Monsieur le garde des Sceaux,

Nous avons appris hier avec stupéfaction que votre directeur de cabinet et deux de vos conseillers avaient reçu la veille au soir, longuement, des représentants de l’Union syndicale des magistrats au sujet du projet de loi « sur la participation des citoyens au fonctionnement de la justice pénale et le jugement des mineurs ».

Cette conception unilatérale et discriminatoire de la « concertation » est injustifiable.

Certes, il semble que l’USM ait insisté pour obtenir cet entretien in extremis dans le but de recueillir et de diffuser en exclusivité des informations sur le contenu du texte.

Nous vous épargnerons le rappel du nombre de fois où nous avons essuyé des refus d’audience sur des sujets dont nous avions saisi votre directeur de cabinet, déjà en fonction auprès de votre prédécesseur.

Quoi qu’il en soit, à partir du moment où un rendez-vous était accordé à l’USM sur ce projet qui constitue manifestement une priorité pour votre ministère, il était indispensable que votre cabinet propose également aux deux autres organisations syndicales représentatives des magistrats de les recevoir dans les mêmes conditions.

En omettant sciemment de le faire, il a fait preuve d’une partialité inexcusable.

Mais peut-être le départ de l’USM de la coordination réunissant les organisations de professionnels de la justice et sa participation annoncée au fameux groupe de travail constitué après l’affaire de Pornic méritaient-ils, dans l’esprit de M. Mollins, une gratification symbolique...

Plus généralement, nous dénonçons depuis longtemps l’absence totale de concertation dans l’élaboration des projets de lois au ministère de la justice.

S’agissant du texte que vous avez présenté hier en conseil des ministres, la méthode est emblématique.

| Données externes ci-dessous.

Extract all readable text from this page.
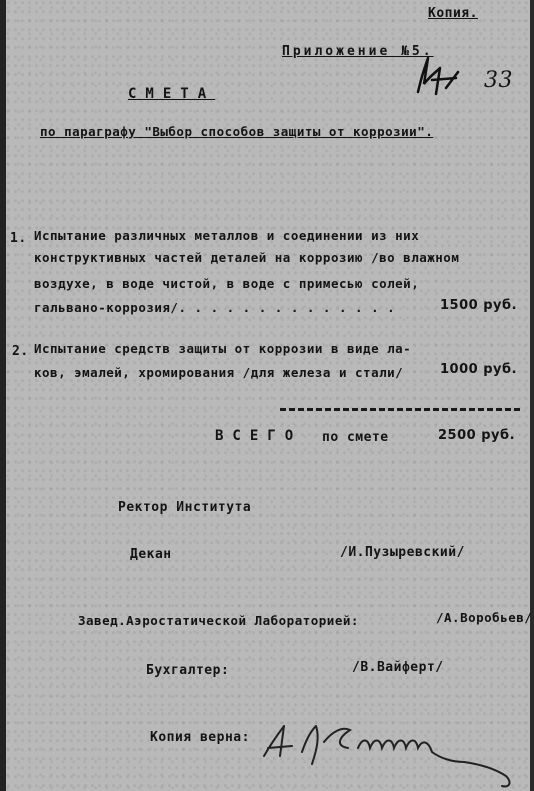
Копия.
Приложение №5.
33
СМЕТА
по параграфу "Выбор способов защиты от коррозии".
1. Испытание различных металлов и соединении из них
конструктивных частей деталей на коррозию /во влажном
воздухе, в воде чистой, в воде с примесью солей,
гальвано-коррозия/. . . . . . . . . . . . . .	1500 руб.
2. Испытание средств защиты от коррозии в виде ла-
ков, эмалей, хромирования /для железа и стали/	1000 руб.
ВСЕГО по смете	2500 руб.
Ректор Института
Декан	/И.Пузыревский/
Завед.Аэростатической Лабораторией:	/А.Воробьев/
Бухгалтер:	/В.Вайферт/
Копия верна:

Le bureau national du Syndicat de la magistrature a été reçu une heure le 16 décembre 2010 par un conseiller de votre cabinet qui était dans l’incapacité totale de tracer la moindre perspective sur son contenu.

Depuis lors, nous n’avons plus été sollicités à aucun stade de l’élaboration ou de la finalisation de ce projet de loi...

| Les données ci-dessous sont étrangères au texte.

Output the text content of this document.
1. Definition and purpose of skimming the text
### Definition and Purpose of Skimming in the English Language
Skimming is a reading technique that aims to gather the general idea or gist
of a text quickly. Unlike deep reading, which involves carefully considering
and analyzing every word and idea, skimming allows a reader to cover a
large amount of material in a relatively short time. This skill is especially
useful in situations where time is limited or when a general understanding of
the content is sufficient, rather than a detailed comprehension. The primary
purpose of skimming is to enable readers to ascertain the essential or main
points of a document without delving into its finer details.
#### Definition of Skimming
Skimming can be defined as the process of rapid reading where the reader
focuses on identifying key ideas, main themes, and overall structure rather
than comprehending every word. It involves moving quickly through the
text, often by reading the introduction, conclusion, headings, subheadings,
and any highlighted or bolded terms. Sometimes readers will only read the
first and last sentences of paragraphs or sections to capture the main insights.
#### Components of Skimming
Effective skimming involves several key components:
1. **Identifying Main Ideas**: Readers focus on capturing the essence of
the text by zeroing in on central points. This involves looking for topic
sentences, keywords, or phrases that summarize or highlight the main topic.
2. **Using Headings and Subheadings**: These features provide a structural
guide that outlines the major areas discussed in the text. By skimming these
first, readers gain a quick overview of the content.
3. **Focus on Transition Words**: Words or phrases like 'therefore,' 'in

Hier, nous avons dû insister auprès de votre cabinet pour que le texte définitif soit communiqué aux trois organisations syndicales de magistrats et ce, alors même que les médias se faisaient largement l’écho de ses principales dispositions depuis quelques jours.

Nous ne sommes pas dupes du subterfuge que constitue la création incessante de groupes de travail sur des thématiques diverses auxquels les syndicats sont invités, tandis que l’essentiel – et notamment les projets de lois - se discute en d’autres instances dont ils sont systématiquement exclus.

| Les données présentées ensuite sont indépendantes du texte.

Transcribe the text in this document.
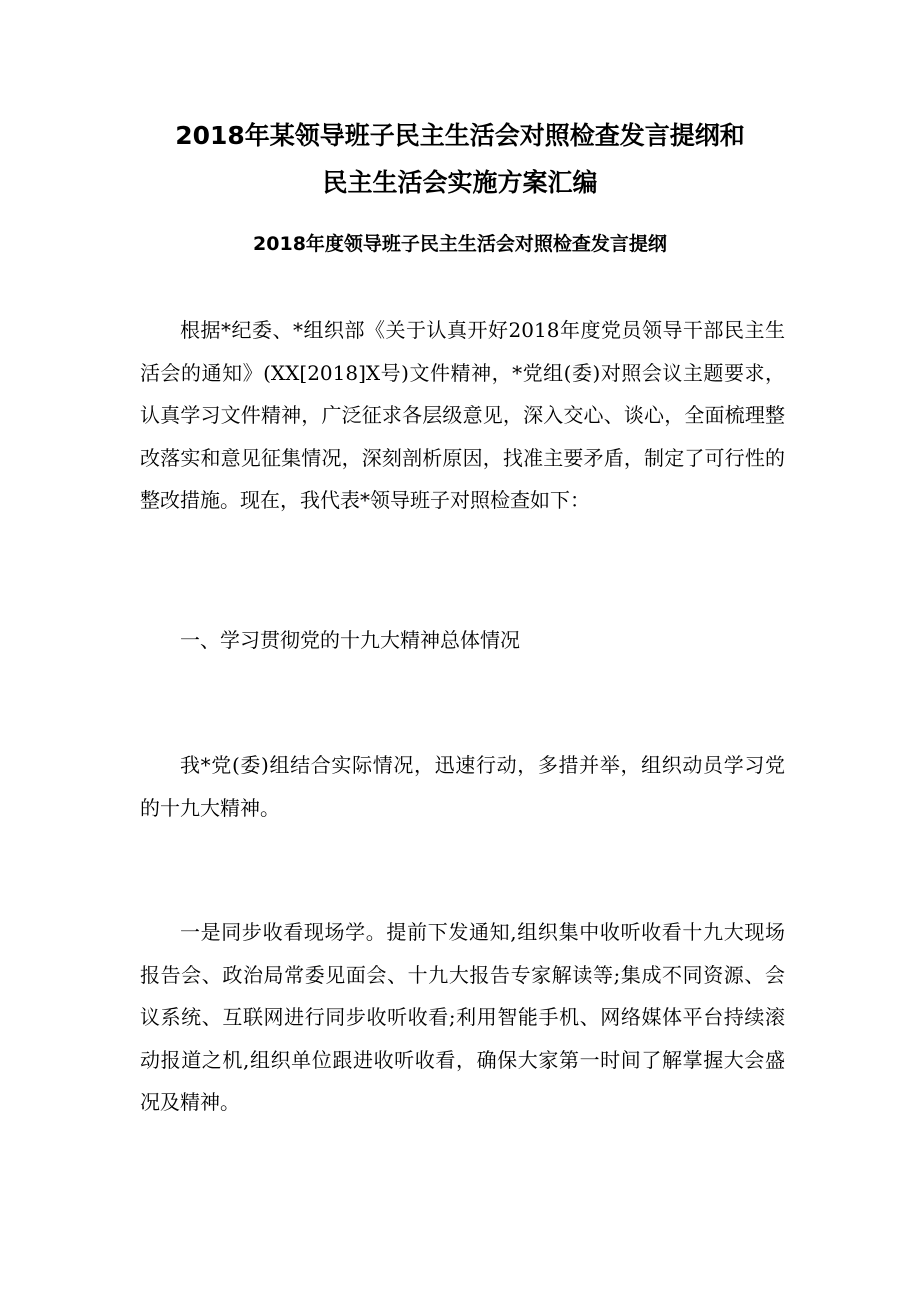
2018年某领导班子民主生活会对照检查发言提纲和
民主生活会实施方案汇编
2018年度领导班子民主生活会对照检查发言提纲

根据*纪委、*组织部《关于认真开好2018年度党员领导干部民主生活会的通知》(XX[2018]X号)文件精神，*党组(委)对照会议主题要求，认真学习文件精神，广泛征求各层级意见，深入交心、谈心，全面梳理整改落实和意见征集情况，深刻剖析原因，找准主要矛盾，制定了可行性的整改措施。现在，我代表*领导班子对照检查如下：

一、学习贯彻党的十九大精神总体情况

我*党(委)组结合实际情况，迅速行动，多措并举，组织动员学习党的十九大精神。

一是同步收看现场学。提前下发通知,组织集中收听收看十九大现场报告会、政治局常委见面会、十九大报告专家解读等;集成不同资源、会议系统、互联网进行同步收听收看;利用智能手机、网络媒体平台持续滚动报道之机,组织单位跟进收听收看，确保大家第一时间了解掌握大会盛况及精神。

Le Syndicat de la magistrature s’élève solennellement contre la conception aberrante de la concertation qui prévaut au sein de votre ministère.
Afin que nos collègues en soient parfaitement informés et qu’ils puissent mesurer le traitement réservé à certaines organisations syndicales, nous leur diffusons le présent courrier.

Nous vous prions d’agréer, Monsieur le ministre, l’expression de notre détermination respectueuse.